A 1968 Lemans 350HO, 4 sp, air, is probably a rare car to start with. Looking for a replacement, might be tough. 

Here is my take on buying a "restored" car. Define "restored". Original numbers matching or not? There are those who completely disassemble a car, chemically dip the frame/body to arrest corrosion, and rebuild from the ground up with NOS or new repro parts. Top dollar for these cars. Then there is the on-frame restoration where parts are replaced with repro parts, maybe some NOS stuff, body redone & repainted, engine rebuilt, and looks good.

A shiny looking, newly refurbished, car is not always what it seems. Maybe it was totaled out and rebuilt. Maybe it was really a rust bucket to begin with.
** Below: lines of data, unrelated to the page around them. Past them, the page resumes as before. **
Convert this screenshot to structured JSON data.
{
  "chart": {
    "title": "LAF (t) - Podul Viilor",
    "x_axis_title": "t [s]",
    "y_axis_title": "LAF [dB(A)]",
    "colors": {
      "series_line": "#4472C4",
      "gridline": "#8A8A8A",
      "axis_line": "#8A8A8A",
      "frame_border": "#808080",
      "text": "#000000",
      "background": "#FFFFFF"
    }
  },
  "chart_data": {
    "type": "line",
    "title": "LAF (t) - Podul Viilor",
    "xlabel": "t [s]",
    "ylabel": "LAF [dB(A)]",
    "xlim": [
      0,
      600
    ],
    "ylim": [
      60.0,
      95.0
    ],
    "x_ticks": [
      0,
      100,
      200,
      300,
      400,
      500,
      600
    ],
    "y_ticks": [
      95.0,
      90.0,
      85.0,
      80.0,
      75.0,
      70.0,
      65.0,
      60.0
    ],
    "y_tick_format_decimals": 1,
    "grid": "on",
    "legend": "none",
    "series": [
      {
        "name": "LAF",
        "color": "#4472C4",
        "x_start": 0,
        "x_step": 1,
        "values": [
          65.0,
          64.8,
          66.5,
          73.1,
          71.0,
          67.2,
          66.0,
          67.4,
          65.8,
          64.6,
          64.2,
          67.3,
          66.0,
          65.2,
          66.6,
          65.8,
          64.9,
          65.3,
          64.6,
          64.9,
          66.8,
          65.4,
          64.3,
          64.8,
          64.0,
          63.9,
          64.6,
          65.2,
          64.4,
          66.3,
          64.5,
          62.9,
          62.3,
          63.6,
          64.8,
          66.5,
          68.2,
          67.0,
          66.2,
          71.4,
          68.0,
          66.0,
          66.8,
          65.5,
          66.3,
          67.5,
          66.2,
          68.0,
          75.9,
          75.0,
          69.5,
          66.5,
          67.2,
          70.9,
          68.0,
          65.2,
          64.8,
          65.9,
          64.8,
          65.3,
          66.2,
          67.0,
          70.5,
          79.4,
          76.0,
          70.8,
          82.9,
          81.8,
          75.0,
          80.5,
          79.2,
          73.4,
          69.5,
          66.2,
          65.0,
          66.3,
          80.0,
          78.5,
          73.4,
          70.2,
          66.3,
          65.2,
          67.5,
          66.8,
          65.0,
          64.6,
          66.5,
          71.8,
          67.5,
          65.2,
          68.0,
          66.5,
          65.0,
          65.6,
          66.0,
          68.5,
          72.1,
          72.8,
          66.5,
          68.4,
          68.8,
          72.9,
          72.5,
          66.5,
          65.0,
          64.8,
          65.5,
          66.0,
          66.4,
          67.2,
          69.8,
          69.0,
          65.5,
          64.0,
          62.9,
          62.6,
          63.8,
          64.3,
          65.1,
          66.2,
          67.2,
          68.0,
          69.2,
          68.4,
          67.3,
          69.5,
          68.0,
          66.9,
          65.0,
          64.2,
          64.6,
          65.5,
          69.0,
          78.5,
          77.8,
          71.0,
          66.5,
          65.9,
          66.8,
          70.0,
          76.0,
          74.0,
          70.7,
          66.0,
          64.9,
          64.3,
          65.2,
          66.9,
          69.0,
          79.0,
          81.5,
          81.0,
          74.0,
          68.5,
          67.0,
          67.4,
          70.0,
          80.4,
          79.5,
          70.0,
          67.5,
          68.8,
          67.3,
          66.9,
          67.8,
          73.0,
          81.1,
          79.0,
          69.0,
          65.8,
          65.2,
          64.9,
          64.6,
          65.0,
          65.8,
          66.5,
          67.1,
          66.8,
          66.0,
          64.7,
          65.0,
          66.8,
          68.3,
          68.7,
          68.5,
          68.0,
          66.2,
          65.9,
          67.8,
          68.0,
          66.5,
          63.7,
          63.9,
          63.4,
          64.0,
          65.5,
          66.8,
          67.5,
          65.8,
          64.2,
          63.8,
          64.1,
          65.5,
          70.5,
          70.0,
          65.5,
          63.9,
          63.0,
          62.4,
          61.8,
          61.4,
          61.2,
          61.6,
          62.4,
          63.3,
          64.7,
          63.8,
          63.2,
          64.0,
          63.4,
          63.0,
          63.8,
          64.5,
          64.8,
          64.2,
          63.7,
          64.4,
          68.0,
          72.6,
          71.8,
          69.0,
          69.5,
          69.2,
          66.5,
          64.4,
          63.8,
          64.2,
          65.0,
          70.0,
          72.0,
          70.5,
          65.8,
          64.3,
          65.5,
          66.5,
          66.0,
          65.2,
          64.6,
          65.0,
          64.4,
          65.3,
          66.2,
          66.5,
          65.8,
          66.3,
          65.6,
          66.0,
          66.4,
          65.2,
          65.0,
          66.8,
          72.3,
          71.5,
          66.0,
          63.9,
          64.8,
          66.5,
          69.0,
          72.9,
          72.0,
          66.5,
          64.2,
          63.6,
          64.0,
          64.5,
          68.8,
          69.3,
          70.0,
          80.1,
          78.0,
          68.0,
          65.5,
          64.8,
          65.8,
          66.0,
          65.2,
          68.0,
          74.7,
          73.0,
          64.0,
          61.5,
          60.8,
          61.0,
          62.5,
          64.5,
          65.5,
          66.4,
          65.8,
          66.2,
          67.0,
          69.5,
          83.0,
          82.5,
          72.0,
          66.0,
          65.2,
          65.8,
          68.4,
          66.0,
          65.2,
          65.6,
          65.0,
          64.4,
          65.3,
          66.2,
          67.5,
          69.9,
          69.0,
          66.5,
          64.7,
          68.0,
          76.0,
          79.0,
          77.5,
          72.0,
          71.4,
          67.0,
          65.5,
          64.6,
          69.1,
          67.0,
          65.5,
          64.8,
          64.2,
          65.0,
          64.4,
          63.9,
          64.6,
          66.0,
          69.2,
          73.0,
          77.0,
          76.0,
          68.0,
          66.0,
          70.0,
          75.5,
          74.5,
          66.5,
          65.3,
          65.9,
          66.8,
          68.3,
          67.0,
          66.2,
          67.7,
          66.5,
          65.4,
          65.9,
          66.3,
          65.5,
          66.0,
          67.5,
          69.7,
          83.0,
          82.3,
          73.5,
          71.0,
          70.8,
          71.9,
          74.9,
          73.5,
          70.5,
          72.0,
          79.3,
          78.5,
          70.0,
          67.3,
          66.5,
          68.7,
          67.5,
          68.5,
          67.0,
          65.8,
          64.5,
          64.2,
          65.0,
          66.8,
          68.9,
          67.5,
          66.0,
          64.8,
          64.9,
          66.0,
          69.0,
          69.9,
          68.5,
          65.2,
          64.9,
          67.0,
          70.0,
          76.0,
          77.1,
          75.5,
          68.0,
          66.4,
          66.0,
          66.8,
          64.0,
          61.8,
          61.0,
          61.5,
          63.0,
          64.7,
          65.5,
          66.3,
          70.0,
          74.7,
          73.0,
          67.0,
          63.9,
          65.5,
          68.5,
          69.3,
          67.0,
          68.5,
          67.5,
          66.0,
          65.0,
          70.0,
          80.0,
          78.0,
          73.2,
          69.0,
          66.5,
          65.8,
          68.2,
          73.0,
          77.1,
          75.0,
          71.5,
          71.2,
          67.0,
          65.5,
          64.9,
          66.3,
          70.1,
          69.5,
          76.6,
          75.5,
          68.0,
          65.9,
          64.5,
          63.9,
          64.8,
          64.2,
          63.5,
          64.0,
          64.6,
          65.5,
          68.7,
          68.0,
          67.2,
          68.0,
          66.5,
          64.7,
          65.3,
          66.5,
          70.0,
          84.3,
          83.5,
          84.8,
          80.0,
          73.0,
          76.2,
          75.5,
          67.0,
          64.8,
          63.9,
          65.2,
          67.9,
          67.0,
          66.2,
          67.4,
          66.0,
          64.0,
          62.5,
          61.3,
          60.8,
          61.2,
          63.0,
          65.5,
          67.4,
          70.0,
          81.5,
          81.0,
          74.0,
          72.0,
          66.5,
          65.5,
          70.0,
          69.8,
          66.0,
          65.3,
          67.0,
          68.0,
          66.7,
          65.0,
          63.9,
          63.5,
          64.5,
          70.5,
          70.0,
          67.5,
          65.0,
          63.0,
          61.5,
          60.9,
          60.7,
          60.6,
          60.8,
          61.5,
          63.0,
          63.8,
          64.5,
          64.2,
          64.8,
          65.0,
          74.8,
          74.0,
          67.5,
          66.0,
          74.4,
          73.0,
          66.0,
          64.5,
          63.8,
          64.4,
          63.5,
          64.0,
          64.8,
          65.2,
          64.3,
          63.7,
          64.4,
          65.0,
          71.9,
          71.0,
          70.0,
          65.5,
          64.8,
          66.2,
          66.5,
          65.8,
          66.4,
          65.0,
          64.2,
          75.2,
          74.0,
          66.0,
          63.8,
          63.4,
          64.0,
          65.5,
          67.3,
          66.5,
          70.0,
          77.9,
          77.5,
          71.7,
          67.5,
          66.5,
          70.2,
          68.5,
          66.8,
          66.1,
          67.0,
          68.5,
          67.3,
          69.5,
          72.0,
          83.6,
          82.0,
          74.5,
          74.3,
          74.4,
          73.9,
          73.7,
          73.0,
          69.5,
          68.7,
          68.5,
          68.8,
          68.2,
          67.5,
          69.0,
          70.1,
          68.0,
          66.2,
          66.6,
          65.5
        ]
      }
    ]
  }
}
How do you know? You spend 10 G's and a year later the paint is bubbling and blistering from the rust that was left in the metal because the previous restoration shop did not arrest it or prep it correctly -the heavy rusting going on behind the fender braces, wheel well lips, inside the rear quarter window area, front/back windows, etc.. A lot of issues can haunt you later down the road and cost you more big dollars.

Personally, I prefer an original car even if its beat up and in poor shape. I know what I am getting, period. I can tear the car down myself and redo it, so a plus for me in saving money, but a lot of time -and it still costs. I would be looking for a 1968 Lemans and recreating what you had. Original doesn't really matter unless you plan to sell it, and it sounds like you won't -this time. 

Do you have a "Craigslist" in your area on the internet that you can search? I see many rebuildable cars in my area, some very reasonable. Saw a 1969 Lemans, blue, 400 CI, auto, straight body, and ready for the road for $2,500 or BO. The claim was the seller's son had passed away from an illness and he just wanted to get rid of it. No lie. I would have tried for it myself, but have too many projects and am not into flipping cars. Have seen GTO's, Tempest, and other Lemans' come across on Craigslist. Some very cheap rebuilders to say the least. They are out there. A nice long trip along old roads in the country, asking where the "old junk yards are" can sometimes produce results. Ebay, Hemmings, car shows, some of the larger trade magazines, and those dealers who specialize in muscle cars will always be high -and some outrageous.

Partially restored where someone has lost interest or no longer has time can also be a good way to get a better deal. Buying sight unseen is not good practice. I think all of us who tinker with old cars have at one time or another zipped off to look at a car that seemed like a deal of the century only to leave saying, "you gotta be sh*****g me?" It was junk and miss represented to boot. Would have hated to buy it without looking at it first hand and then be disappointed. Friend of mine bought a car off Ebay several years ago, shipped it from California, only to have some issues the seller forgot to mention. He did not get any money back even after having Ebay get involved, he still owns the car. He has also bought others sight unseen where he was very happy with the cars. So no easy answer here except keep looking, learn as much as you can to protect yourself, and when the "deal" comes along you will know it.


----------



## InjunRAIV (Aug 21, 2013)

rukee said:


> :agree
> carfax is worthless.


ftfy


----------



## lemans68 (Aug 16, 2013)

great info guys. thanks so much. hearing over and over to take my time and the right car will be out there is good advice- i think it may be sinking in through my thick, impatient skull!


----------



## leeklm (Mar 11, 2012)

As mentioned earlier, should be a good selection in your area. I ended up paying too much for my car, but was a 4spd and local, which was somewhat rare around here when i was looking! Had i been willing to take a couple of years to find something, I definitely would have found more options. To make me feel a little better, i am reminded that I could have spent 1,000's of dollars traveling around the country, paying for shipping, etc, trying to find a better deal.


----------



## 21553 (Sep 30, 2012)

I found mine locally on Craigslist. I wasn't looking for a specific car though and looked at many of them over a year. I was looking for a "deal" in which I found but missed several throughout the year. You have to put your time in and be ready to react fast. 

That is where I struggled since it is a great expense I had a hard time pulling the trigger and missed a couple of them. I wanted to think it through and research as much as possible before dropping the cash.

I was looking today again and came across this one right around the corner from me. Might be something you are interested in

GTO (1968 - 400 - 4spd - #'s Matching)

Good luck in your search.


----------